Although this may sometimes be considered a ‘realistic’ structuring of somebody’s world it also risks falling victim to the damaging effects of labelling, in which individuals become trapped in psychological or social boxes which they struggle to break out. Consequently, like a character in a book destined to suffer the same fate whenever somebody flicks through the pages, psychiatric diagnoses can enforce on somebody a limiting view. A view which undermines their capacity to experience or be seen to experience the world as a multifaceted and complex individual with a raft of different desires, reactions and expectations. In this sense, a more nuanced capacity of the individual as a ‘knower’ of themselves is denied or limited; a form of epistemic injustice.

This problem is particularly pronounced when psychiatry hangs on to being an objective arbitrator of reality, setting strict boundaries of social acceptability and lacking the reflexive capacity to see not only how people can change but how the cultures we all live within are fluid and constructive. This relates to how stories are not a passive reflection of the world we live in but fundamentally shape it, meaning we can change reality if we begin to respect the impact of the stories we tell and go about altering them accordingly.

 

How can seeing the role of storytelling in psychiatry help?

It is a regular occurrence in the modern day to see stories that find their roots in science as infallible. Science being seen as a stern rendering of an objective reality detached from any subjective or intersubjective interference. Without resorting to a totalitarian postmodern relativism we can however see little sense in this idea, with all scientific understanding being born out of the inner worldviews of fallible human scientists. Whilst the nuances of this debate could fill a library, giving it a brief cameo opens up some of the fundamental concerns people hold towards psychiatry, not only as a discipline but as an intersubjective institution.

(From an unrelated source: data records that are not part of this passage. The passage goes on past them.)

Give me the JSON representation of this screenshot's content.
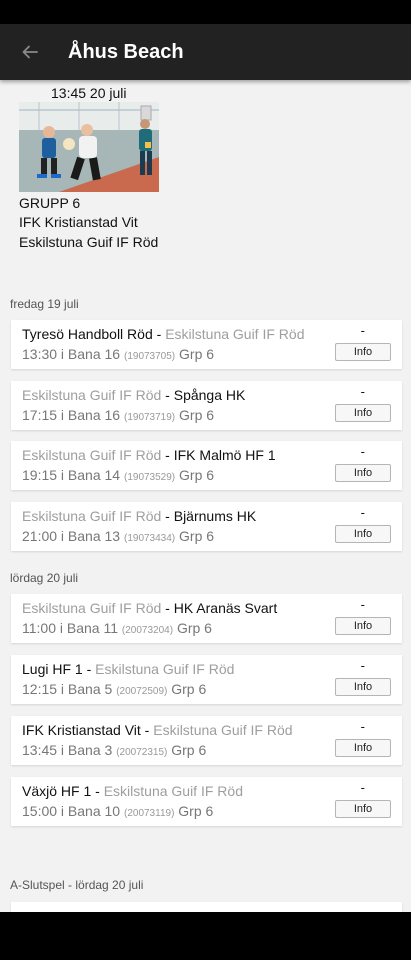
{
  "app_bar": {
    "title": "Åhus Beach"
  },
  "featured_match": {
    "time": "13:45 20 juli",
    "group": "GRUPP 6",
    "team_home": "IFK Kristianstad Vit",
    "team_away": "Eskilstuna Guif IF Röd"
  },
  "sections": [
    {
      "label": "fredag 19 juli",
      "matches": [
        {
          "home": "Tyresö Handboll Röd",
          "sep": " - ",
          "away": "Eskilstuna Guif IF Röd",
          "highlight": "home",
          "time_court": "13:30 i Bana 16 ",
          "id": "(19073705)",
          "group": " Grp 6",
          "score": "-",
          "button": "Info"
        },
        {
          "home": "Eskilstuna Guif IF Röd",
          "sep": " - ",
          "away": "Spånga HK",
          "highlight": "away",
          "time_court": "17:15 i Bana 16 ",
          "id": "(19073719)",
          "group": " Grp 6",
          "score": "-",
          "button": "Info"
        },
        {
          "home": "Eskilstuna Guif IF Röd",
          "sep": " - ",
          "away": "IFK Malmö HF 1",
          "highlight": "away",
          "time_court": "19:15 i Bana 14 ",
          "id": "(19073529)",
          "group": " Grp 6",
          "score": "-",
          "button": "Info"
        },
        {
          "home": "Eskilstuna Guif IF Röd",
          "sep": " - ",
          "away": "Bjärnums HK",
          "highlight": "away",
          "time_court": "21:00 i Bana 13 ",
          "id": "(19073434)",
          "group": " Grp 6",
          "score": "-",
          "button": "Info"
        }
      ]
    },
    {
      "label": "lördag 20 juli",
      "matches": [
        {
          "home": "Eskilstuna Guif IF Röd",
          "sep": " - ",
          "away": "HK Aranäs Svart",
          "highlight": "away",
          "time_court": "11:00 i Bana 11 ",
          "id": "(20073204)",
          "group": " Grp 6",
          "score": "-",
          "button": "Info"
        },
        {
          "home": "Lugi HF 1",
          "sep": " - ",
          "away": "Eskilstuna Guif IF Röd",
          "highlight": "home",
          "time_court": "12:15 i Bana 5 ",
          "id": "(20072509)",
          "group": " Grp 6",
          "score": "-",
          "button": "Info"
        },
        {
          "home": "IFK Kristianstad Vit",
          "sep": " - ",
          "away": "Eskilstuna Guif IF Röd",
          "highlight": "home",
          "time_court": "13:45 i Bana 3 ",
          "id": "(20072315)",
          "group": " Grp 6",
          "score": "-",
          "button": "Info"
        },
        {
          "home": "Växjö HF 1",
          "sep": " - ",
          "away": "Eskilstuna Guif IF Röd",
          "highlight": "home",
          "time_court": "15:00 i Bana 10 ",
          "id": "(20073119)",
          "group": " Grp 6",
          "score": "-",
          "button": "Info"
        }
      ]
    },
    {
      "label": "A-Slutspel - lördag 20 juli",
      "matches": []
    }
  ]
}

This is because whilst science can often get close to closing the gap between the external world and our internal collective understanding of it, this is not something that has been possible in psychiatry through any quantifiable measure. So whilst the 1990s were declared the ‘decade of the brain’ and mass amounts of funding have been chucked at neuroscience ever since, we still find ourselves as a species with little direct proof for chemical imbalance theories of mental distress or any specific aetiological markers which could be considered to constitute ‘illness’.

This raises problems surrounding the legitimacy or lack thereof of the stories we currently allow to culturally dominate about what mental distress is and how we can prevent it. Moreover, question marks begin to surround any harm caused by these stories and the extent to which they undermine the notion that psychiatrists are agents of care not control.

Encouraging a view in which the stories we tell are not carved into stone tablets but are culturally constructed and contested and so open to change can encourage a more reflective and malleable psychiatric system. This can encourage those who work within it to offer more attuned support, less bound by seemingly arbitrary parameters.